My eyes dart to his crotch. Maybe I can let him help me out – like a goodbye quickie. It is his fault that I’m sick after all, because he’s a lying cheating dick. Or maybe it’s his dick’s fault. Shit. What if it’s some kind of STD and not flu?
“I like where your head is at, but we need to talk first.” Dammit. He and his mind-reading senses.
Date = 25 December
Place = San Francisco (Uncle John’s house)
POV Damion
My brother smacks me on the back. “Go get her, man. I mean, look at you-what have you got to lose?”
He’s right. Without her I’ve got nothing left. When you’ve got nothing, you’ve got nothing left to lose.
“I hope she listens.”
“Yeah, good luck with that. It’s my bullheaded sister you’re talking about.” Jackson gives me encouragement. He’s right.
She is stubborn, but I can be too. If she doesn’t listen, I’ll make her. Because she’s worth it.
“She’s in there,” Enrique nods his head in the direction of the little bathroom beneath the stairs. I stand in front of the door and hear the water running, nervous as a cat in a dog-pound. The door opens and she slams straight into me.
“Asshole!” she hisses, but her blue eyes scanning over me is not filled with hate. I can swear I see some lust in them. She looks nervous. “And you look like shit.” I smile faintly – has she looked in the mirror lately?
“Well, Merry Christmas to you too, angel. And you don’t look much better,” I snort hard.
It’s torture to be mere inches from the only person who you love anomalously, desire despairingly, want perpetually, but also make you hurt immensely, all in the same breath.
“Thanks to you. I caught a bug.” Talk about irony. I’ve hurt the one person I want more than anything in this world, because of a jealous rage I never thought I would feel on a personal level and a deranged bitch with a sick crush.
I step forward and stretch out my hand to push back a strand of hair, but she turns her head away. It almost destroys me as I watch her sour expression.
“Mel, we need to -” She runs and falls to her knees, vomiting into the toilet. I watch her body contract into spasms as she hurls out her stomach contents. What’s wrong with her?
“How long have you been feeling like this?” I’m so fucking worried I can barely think.

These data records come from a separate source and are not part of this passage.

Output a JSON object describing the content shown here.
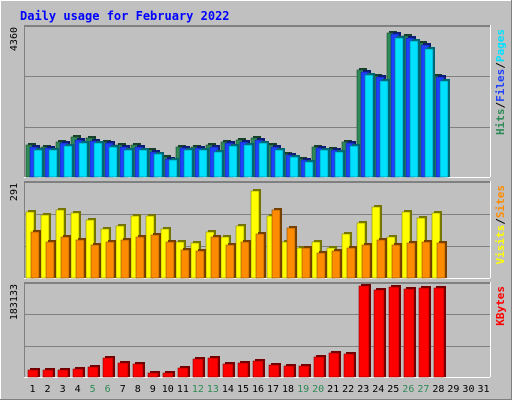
{
  "chart_data": {
    "type": "bar",
    "title": "Daily usage for February 2022",
    "categories": [
      "1",
      "2",
      "3",
      "4",
      "5",
      "6",
      "7",
      "8",
      "9",
      "10",
      "11",
      "12",
      "13",
      "14",
      "15",
      "16",
      "17",
      "18",
      "19",
      "20",
      "21",
      "22",
      "23",
      "24",
      "25",
      "26",
      "27",
      "28",
      "29",
      "30",
      "31"
    ],
    "weekend_days": [
      5,
      6,
      12,
      13,
      19,
      20,
      26,
      27
    ],
    "panels": [
      {
        "id": "hits",
        "ymax": 4360,
        "ymax_label": "4360",
        "axis_labels": [
          "Hits",
          "Files",
          "Pages"
        ],
        "series": [
          {
            "name": "Hits",
            "color": "#2e8b57",
            "values": [
              940,
              880,
              1040,
              1170,
              1140,
              1040,
              940,
              940,
              790,
              590,
              880,
              880,
              940,
              1040,
              1090,
              1140,
              940,
              690,
              540,
              880,
              830,
              1040,
              3150,
              2990,
              4250,
              4150,
              3940,
              2990,
              0,
              0,
              0
            ]
          },
          {
            "name": "Files",
            "color": "#1e40ff",
            "values": [
              880,
              840,
              990,
              1100,
              1070,
              990,
              890,
              890,
              740,
              540,
              840,
              840,
              890,
              990,
              1040,
              1090,
              890,
              640,
              490,
              840,
              790,
              990,
              3100,
              2940,
              4200,
              4100,
              3880,
              2940,
              0,
              0,
              0
            ]
          },
          {
            "name": "Pages",
            "color": "#00e0ff",
            "values": [
              810,
              790,
              900,
              1010,
              990,
              890,
              810,
              810,
              690,
              490,
              790,
              790,
              740,
              900,
              940,
              1010,
              790,
              590,
              440,
              790,
              740,
              900,
              3000,
              2840,
              4100,
              4000,
              3770,
              2840,
              0,
              0,
              0
            ]
          }
        ]
      },
      {
        "id": "visits",
        "ymax": 291,
        "ymax_label": "291",
        "axis_labels": [
          "Visits",
          "Sites"
        ],
        "series": [
          {
            "name": "Visits",
            "color": "#ffff00",
            "values": [
              208,
              198,
              213,
              203,
              183,
              153,
              163,
              193,
              193,
              153,
              113,
              108,
              143,
              128,
              163,
              273,
              193,
              113,
              93,
              113,
              93,
              138,
              173,
              223,
              128,
              208,
              188,
              203,
              0,
              0,
              0
            ]
          },
          {
            "name": "Sites",
            "color": "#ff8c00",
            "values": [
              143,
              113,
              128,
              118,
              103,
              113,
              118,
              128,
              133,
              113,
              88,
              83,
              128,
              103,
              113,
              138,
              213,
              158,
              93,
              78,
              83,
              93,
              103,
              118,
              103,
              108,
              113,
              108,
              0,
              0,
              0
            ]
          }
        ]
      },
      {
        "id": "kbytes",
        "ymax": 183133,
        "ymax_label": "183133",
        "axis_labels": [
          "KBytes"
        ],
        "series": [
          {
            "name": "KBytes",
            "color": "#ff0000",
            "values": [
              14000,
              15000,
              14000,
              17000,
              21000,
              38000,
              29000,
              27000,
              9000,
              8000,
              19000,
              37000,
              38000,
              27000,
              29000,
              32000,
              24000,
              22000,
              22000,
              41000,
              48000,
              46000,
              183000,
              176000,
              181000,
              178000,
              179000,
              179000,
              0,
              0,
              0
            ]
          }
        ]
      }
    ]
  },
  "colors": {
    "background": "#c0c0c0",
    "frame_light": "#ffffff",
    "frame_dark": "#808080",
    "grid": "#808080",
    "title": "#0000ff",
    "weekday_label": "#000000",
    "weekend_label": "#2e8b57"
  }
}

“Since the night …” she breaks up … but I can finish the sentence – the night I broke her into pieces. “It’s the flu.” The guilt makes me numb and dazed. I really need to try and make this right.

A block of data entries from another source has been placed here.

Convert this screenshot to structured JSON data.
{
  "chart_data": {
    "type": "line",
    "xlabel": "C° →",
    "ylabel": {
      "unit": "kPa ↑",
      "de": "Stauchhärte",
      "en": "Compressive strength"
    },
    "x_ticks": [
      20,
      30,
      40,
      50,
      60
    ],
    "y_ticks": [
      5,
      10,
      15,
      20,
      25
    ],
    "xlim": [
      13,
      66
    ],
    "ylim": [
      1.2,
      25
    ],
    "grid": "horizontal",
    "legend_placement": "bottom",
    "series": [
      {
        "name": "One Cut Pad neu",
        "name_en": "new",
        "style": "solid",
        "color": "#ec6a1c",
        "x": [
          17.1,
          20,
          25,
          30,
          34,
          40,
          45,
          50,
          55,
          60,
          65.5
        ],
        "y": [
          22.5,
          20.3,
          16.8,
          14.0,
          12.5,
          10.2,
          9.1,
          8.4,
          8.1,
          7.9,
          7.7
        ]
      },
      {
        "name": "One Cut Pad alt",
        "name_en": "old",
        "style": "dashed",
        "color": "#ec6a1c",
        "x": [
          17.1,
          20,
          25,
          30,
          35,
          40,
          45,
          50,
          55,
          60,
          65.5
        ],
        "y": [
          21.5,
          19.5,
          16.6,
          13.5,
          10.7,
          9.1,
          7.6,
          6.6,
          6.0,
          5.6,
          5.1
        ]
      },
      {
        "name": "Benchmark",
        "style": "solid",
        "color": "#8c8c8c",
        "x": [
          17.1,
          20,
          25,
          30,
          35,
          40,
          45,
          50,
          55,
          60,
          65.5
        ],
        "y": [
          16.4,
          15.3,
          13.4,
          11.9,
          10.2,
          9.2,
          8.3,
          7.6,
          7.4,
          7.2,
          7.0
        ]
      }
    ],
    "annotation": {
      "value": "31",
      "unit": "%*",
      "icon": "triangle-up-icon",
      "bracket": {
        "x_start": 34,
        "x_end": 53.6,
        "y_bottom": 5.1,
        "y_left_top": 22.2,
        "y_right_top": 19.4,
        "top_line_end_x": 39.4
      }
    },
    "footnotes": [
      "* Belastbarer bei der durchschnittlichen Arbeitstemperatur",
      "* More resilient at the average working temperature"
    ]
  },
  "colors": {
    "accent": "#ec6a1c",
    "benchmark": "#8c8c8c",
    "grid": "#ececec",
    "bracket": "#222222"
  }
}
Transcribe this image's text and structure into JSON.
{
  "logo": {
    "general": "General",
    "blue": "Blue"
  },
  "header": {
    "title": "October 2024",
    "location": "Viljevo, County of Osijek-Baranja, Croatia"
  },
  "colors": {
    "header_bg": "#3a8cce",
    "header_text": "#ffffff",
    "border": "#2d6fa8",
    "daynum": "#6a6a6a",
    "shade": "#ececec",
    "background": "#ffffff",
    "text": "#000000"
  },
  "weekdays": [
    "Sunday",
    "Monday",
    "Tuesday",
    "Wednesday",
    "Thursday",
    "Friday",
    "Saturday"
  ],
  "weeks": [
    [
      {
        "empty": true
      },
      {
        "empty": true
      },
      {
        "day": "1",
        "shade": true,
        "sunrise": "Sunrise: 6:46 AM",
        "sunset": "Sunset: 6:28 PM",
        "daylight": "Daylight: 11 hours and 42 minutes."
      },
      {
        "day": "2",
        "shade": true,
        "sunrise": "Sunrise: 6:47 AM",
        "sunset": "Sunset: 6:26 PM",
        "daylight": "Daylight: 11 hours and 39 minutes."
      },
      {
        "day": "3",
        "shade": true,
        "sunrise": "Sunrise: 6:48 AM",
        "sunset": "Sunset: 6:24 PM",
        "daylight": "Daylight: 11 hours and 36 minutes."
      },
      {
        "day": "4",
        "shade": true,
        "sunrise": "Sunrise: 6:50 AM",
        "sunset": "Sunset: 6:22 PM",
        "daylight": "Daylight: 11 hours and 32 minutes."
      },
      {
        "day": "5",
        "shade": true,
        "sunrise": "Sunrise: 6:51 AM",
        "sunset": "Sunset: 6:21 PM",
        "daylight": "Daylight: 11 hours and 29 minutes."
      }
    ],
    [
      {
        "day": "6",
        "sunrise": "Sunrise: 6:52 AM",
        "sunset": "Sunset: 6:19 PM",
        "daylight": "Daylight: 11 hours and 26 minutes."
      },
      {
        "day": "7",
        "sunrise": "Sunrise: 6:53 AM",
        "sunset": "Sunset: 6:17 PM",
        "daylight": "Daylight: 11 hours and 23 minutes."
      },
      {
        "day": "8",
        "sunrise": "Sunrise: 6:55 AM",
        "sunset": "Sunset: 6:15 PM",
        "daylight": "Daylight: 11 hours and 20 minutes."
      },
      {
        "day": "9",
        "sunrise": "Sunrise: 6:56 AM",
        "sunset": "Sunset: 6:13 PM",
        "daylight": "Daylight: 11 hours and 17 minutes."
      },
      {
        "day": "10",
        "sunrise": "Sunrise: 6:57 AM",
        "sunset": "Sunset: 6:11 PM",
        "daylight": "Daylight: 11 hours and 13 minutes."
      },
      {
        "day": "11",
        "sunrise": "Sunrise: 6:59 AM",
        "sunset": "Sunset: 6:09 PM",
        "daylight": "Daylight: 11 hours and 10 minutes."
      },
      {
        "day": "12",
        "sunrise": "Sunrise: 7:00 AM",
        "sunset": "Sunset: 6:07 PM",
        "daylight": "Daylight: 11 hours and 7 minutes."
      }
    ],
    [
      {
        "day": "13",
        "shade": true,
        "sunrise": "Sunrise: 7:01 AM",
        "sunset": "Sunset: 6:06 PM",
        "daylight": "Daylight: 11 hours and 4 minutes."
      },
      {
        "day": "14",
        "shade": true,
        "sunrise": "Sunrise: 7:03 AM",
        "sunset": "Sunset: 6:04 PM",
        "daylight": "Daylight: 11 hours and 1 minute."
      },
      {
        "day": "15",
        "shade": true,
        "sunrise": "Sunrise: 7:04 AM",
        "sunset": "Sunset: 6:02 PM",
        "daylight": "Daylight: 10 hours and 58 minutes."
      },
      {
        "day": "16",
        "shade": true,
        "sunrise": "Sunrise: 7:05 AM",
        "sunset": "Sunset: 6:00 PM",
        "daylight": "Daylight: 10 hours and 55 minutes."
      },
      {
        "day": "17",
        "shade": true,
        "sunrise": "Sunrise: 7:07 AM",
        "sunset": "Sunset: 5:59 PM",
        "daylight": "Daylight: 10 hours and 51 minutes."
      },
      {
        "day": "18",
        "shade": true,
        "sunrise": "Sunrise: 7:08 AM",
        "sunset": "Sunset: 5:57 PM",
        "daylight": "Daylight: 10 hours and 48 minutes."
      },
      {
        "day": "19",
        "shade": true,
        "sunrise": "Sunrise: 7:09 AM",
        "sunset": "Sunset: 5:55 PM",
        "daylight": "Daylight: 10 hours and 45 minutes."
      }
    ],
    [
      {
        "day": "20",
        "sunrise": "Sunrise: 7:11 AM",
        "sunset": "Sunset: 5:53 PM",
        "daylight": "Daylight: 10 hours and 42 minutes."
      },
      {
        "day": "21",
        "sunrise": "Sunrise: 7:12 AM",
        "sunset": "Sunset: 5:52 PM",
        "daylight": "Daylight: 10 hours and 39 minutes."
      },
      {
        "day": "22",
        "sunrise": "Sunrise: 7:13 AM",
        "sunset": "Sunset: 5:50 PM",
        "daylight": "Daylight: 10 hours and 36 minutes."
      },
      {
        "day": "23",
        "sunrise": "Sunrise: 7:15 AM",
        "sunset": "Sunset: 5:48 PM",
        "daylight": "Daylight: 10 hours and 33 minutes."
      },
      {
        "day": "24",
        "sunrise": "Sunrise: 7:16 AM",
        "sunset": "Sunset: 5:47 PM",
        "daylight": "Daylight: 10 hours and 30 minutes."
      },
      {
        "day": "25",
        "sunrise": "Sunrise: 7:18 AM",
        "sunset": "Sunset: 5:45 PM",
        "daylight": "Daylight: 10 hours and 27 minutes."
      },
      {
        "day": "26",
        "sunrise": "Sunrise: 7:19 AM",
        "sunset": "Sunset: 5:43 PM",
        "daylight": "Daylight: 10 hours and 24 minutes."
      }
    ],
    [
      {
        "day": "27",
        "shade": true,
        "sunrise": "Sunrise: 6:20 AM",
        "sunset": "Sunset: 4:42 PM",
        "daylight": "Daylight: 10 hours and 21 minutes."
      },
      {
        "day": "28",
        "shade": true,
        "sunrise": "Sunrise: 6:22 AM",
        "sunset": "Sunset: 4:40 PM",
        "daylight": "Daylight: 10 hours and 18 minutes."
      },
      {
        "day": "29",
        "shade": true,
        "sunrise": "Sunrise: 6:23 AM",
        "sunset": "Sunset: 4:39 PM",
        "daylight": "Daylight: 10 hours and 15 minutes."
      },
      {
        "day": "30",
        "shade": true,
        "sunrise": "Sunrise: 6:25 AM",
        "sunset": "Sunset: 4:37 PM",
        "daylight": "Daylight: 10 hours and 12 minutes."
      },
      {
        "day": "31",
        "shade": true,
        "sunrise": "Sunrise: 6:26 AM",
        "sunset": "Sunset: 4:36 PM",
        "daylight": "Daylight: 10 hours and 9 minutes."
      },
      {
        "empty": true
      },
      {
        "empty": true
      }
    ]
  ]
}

“Come with me.” I lead her to the kitchen, catatonic with my tail between my legs, and lower her into a chair. I don’t want her to pass out on me until I’ve cleared my shit with her. I grab some ginger ale from the fridge – a little trick mom taught me – said it helps with any queasiness from hangovers to morning sickness. My gut pulls at the thought that gets stuck in my brain. But first things first.
“This helps for nausea if I have a hangover.” I wish it was so easy to cure rueful regret.

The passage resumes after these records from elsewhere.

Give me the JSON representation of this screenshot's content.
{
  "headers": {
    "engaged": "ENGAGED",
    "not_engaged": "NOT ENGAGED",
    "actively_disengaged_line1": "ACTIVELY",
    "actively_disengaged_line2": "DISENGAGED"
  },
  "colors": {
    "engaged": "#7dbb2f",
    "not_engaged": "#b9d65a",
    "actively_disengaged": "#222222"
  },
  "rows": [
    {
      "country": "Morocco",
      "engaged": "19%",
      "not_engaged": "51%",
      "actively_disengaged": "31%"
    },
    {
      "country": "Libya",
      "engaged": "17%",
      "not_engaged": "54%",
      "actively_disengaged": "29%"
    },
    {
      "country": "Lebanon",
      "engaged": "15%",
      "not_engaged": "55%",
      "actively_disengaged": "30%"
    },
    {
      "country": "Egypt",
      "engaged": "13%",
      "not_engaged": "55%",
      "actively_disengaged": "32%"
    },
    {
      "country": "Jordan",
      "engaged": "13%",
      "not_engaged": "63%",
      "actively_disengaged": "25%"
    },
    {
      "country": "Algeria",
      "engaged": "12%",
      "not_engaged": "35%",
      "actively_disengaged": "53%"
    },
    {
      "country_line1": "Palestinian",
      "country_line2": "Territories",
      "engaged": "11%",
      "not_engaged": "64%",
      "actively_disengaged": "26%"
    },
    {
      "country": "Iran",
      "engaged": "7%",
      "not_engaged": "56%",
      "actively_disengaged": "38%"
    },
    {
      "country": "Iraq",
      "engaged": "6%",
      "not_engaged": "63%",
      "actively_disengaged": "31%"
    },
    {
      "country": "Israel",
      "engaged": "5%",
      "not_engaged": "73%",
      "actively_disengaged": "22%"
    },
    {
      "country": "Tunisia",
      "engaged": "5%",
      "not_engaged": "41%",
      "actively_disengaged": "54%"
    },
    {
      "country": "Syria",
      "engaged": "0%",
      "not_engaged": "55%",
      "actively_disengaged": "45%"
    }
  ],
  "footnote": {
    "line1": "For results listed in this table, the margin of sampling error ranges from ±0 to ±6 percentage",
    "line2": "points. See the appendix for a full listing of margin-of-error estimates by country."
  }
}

“Are you okay?” She smashes me with just one look.
“Don’t you dare care now all of a sudden!” She jumps up. I deserve that. I deserve everything she throws at me. But her words and hurtful broken expression still rip through me like a sharp blade. I blink to dispose the unshed tears in my eyes.
“I fucking do care!” I shout with defensive anger. But I need her to see it. To understand. To listen. To feel.
“You wanted to talk,” she drones. “So talk.”
Talk. Right. But what does one say to fix what I did? Will it make a difference?
I watched the footage from the security cameras I installed after the whole naked-drugged-girl-in-my-house setup.